Romantic aspect is not Bollywoodian
Even with that much violence, there is a flavour of romance in the Gangs of Wasseypur movie. There is a dichotomy in romance between two generations as well. Sardar did not grow up watching movies and was devoid of any poetic idea of romance between genders. It is quite well-reflected in the way he talks to Nagma just after his marriage. The man explains to her about his own expectations from her rather than asking about her. Then he spends a few years with Nagma and gets accustomed to the female mind, but not fully.
This is the reason why you see Sardar approaching Durga in a half-gangster and half-romantic way. His stare to Durga is more of a death stare than a romantic one. A helpless and sedative Durga senses both fear as well as security. Security in the sense that if she is able to twist this monster’s morale in her favour, her problems could get sorted. Sardar assures her when he says, “लाओ, तुम्हारा बोझ उठा लें”. In the literal sense, the assurance was about the bucket, while in metaphorical it was about Durga.
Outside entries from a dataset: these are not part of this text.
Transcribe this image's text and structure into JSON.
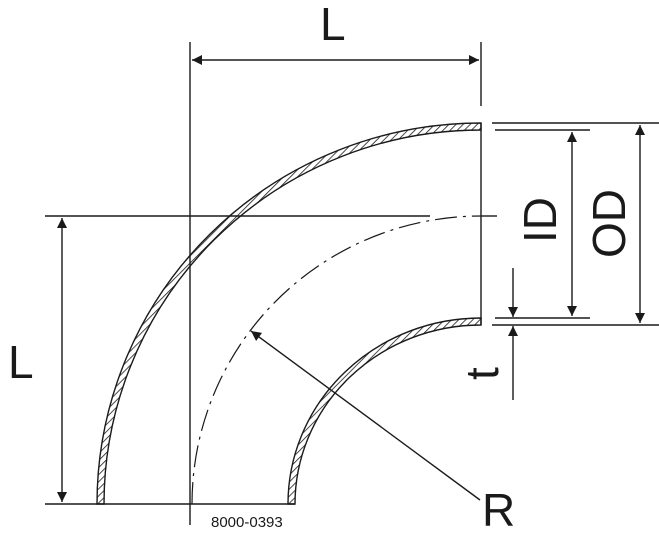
{
  "drawing": {
    "labels": {
      "length_top": "L",
      "length_left": "L",
      "inner_diameter": "ID",
      "outer_diameter": "OD",
      "wall_thickness": "t",
      "radius": "R"
    },
    "drawing_number": "8000-0393",
    "line_color": "#1a1a1a"
  }
}
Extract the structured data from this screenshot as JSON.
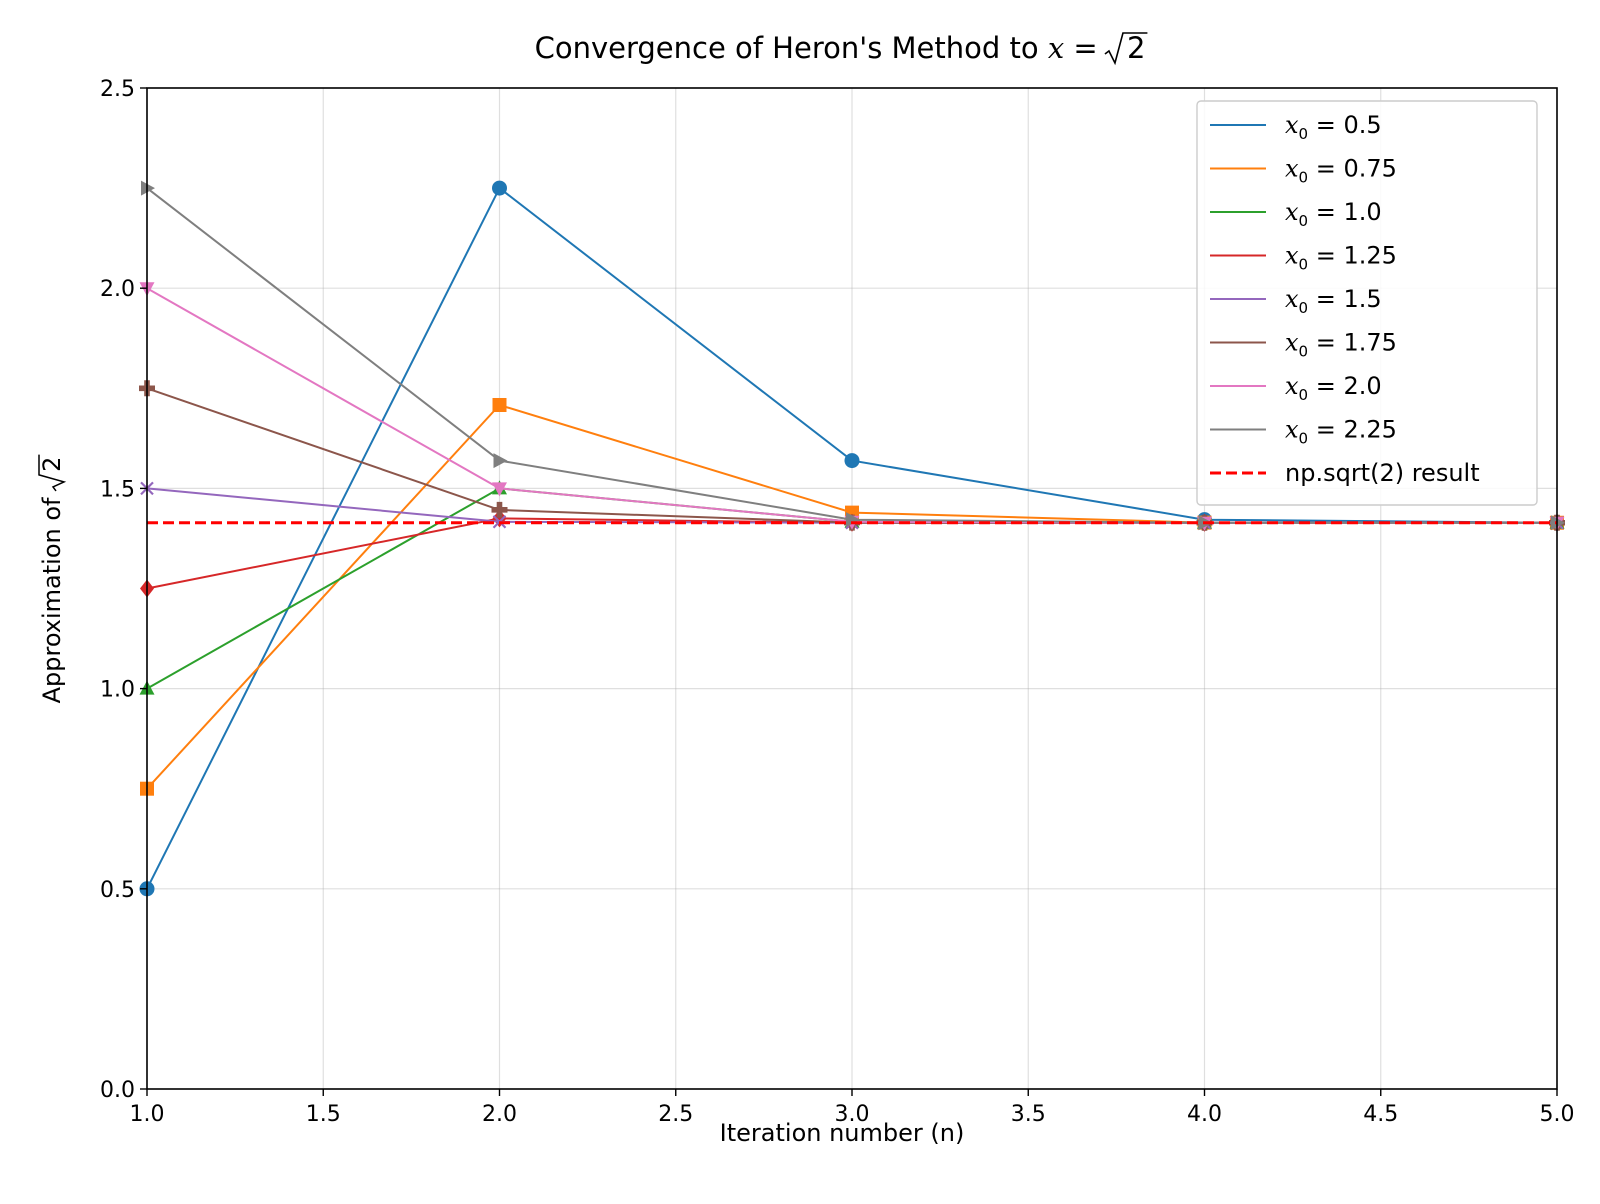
{
  "chart_data": {
    "type": "line",
    "title": {
      "prefix": "Convergence of Heron's Method to ",
      "math_var": "x",
      "math_eq": " = ",
      "sqrt_radicand": "2"
    },
    "xlabel": "Iteration number (n)",
    "ylabel": {
      "prefix": "Approximation of ",
      "sqrt_radicand": "2"
    },
    "xlim": [
      1.0,
      5.0
    ],
    "ylim": [
      0.0,
      2.5
    ],
    "x_ticks": [
      1.0,
      1.5,
      2.0,
      2.5,
      3.0,
      3.5,
      4.0,
      4.5,
      5.0
    ],
    "x_tick_labels": [
      "1.0",
      "1.5",
      "2.0",
      "2.5",
      "3.0",
      "3.5",
      "4.0",
      "4.5",
      "5.0"
    ],
    "y_ticks": [
      0.0,
      0.5,
      1.0,
      1.5,
      2.0,
      2.5
    ],
    "y_tick_labels": [
      "0.0",
      "0.5",
      "1.0",
      "1.5",
      "2.0",
      "2.5"
    ],
    "grid": true,
    "legend_position": "top-right",
    "x": [
      1,
      2,
      3,
      4,
      5
    ],
    "series": [
      {
        "name": "x₀ = 0.5",
        "legend_sym": "x",
        "legend_sub": "0",
        "legend_value": " = 0.5",
        "color": "#1f77b4",
        "marker": "circle",
        "values": [
          0.5,
          2.25,
          1.5694,
          1.4219,
          1.4142
        ]
      },
      {
        "name": "x₀ = 0.75",
        "legend_sym": "x",
        "legend_sub": "0",
        "legend_value": " = 0.75",
        "color": "#ff7f0e",
        "marker": "square",
        "values": [
          0.75,
          1.7083,
          1.4395,
          1.4145,
          1.4142
        ]
      },
      {
        "name": "x₀ = 1.0",
        "legend_sym": "x",
        "legend_sub": "0",
        "legend_value": " = 1.0",
        "color": "#2ca02c",
        "marker": "triangle-up",
        "values": [
          1.0,
          1.5,
          1.4167,
          1.4142,
          1.4142
        ]
      },
      {
        "name": "x₀ = 1.25",
        "legend_sym": "x",
        "legend_sub": "0",
        "legend_value": " = 1.25",
        "color": "#d62728",
        "marker": "diamond",
        "values": [
          1.25,
          1.425,
          1.4142,
          1.4142,
          1.4142
        ]
      },
      {
        "name": "x₀ = 1.5",
        "legend_sym": "x",
        "legend_sub": "0",
        "legend_value": " = 1.5",
        "color": "#9467bd",
        "marker": "x",
        "values": [
          1.5,
          1.4167,
          1.4142,
          1.4142,
          1.4142
        ]
      },
      {
        "name": "x₀ = 1.75",
        "legend_sym": "x",
        "legend_sub": "0",
        "legend_value": " = 1.75",
        "color": "#8c564b",
        "marker": "plus",
        "values": [
          1.75,
          1.4464,
          1.4146,
          1.4142,
          1.4142
        ]
      },
      {
        "name": "x₀ = 2.0",
        "legend_sym": "x",
        "legend_sub": "0",
        "legend_value": " = 2.0",
        "color": "#e377c2",
        "marker": "triangle-down",
        "values": [
          2.0,
          1.5,
          1.4167,
          1.4142,
          1.4142
        ]
      },
      {
        "name": "x₀ = 2.25",
        "legend_sym": "x",
        "legend_sub": "0",
        "legend_value": " = 2.25",
        "color": "#7f7f7f",
        "marker": "triangle-right",
        "values": [
          2.25,
          1.5694,
          1.4219,
          1.4142,
          1.4142
        ]
      }
    ],
    "reference_line": {
      "name": "np.sqrt(2) result",
      "value": 1.4142,
      "color": "#ff0000",
      "style": "dashed"
    }
  }
}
Believe it or not, that is how romantic relations used to build up before movies started to change it. Even that aspect is shown in how Daanish and Faizal approach their respective finacees. Both try to assimilate movies’ mannerism on their own, but only remain a pale shadow of on-screen romance heroes. Isn’t it exactly how most of us are in real life? We feel love in the bones and try to articulate it through lexicons given to us by movies and most of us fail miserably. In the process, we bring up our own versions of romance.
In fact, that is true for every other aspect of human endeavour. Gangs of Wasseypur just portrays it on-screen.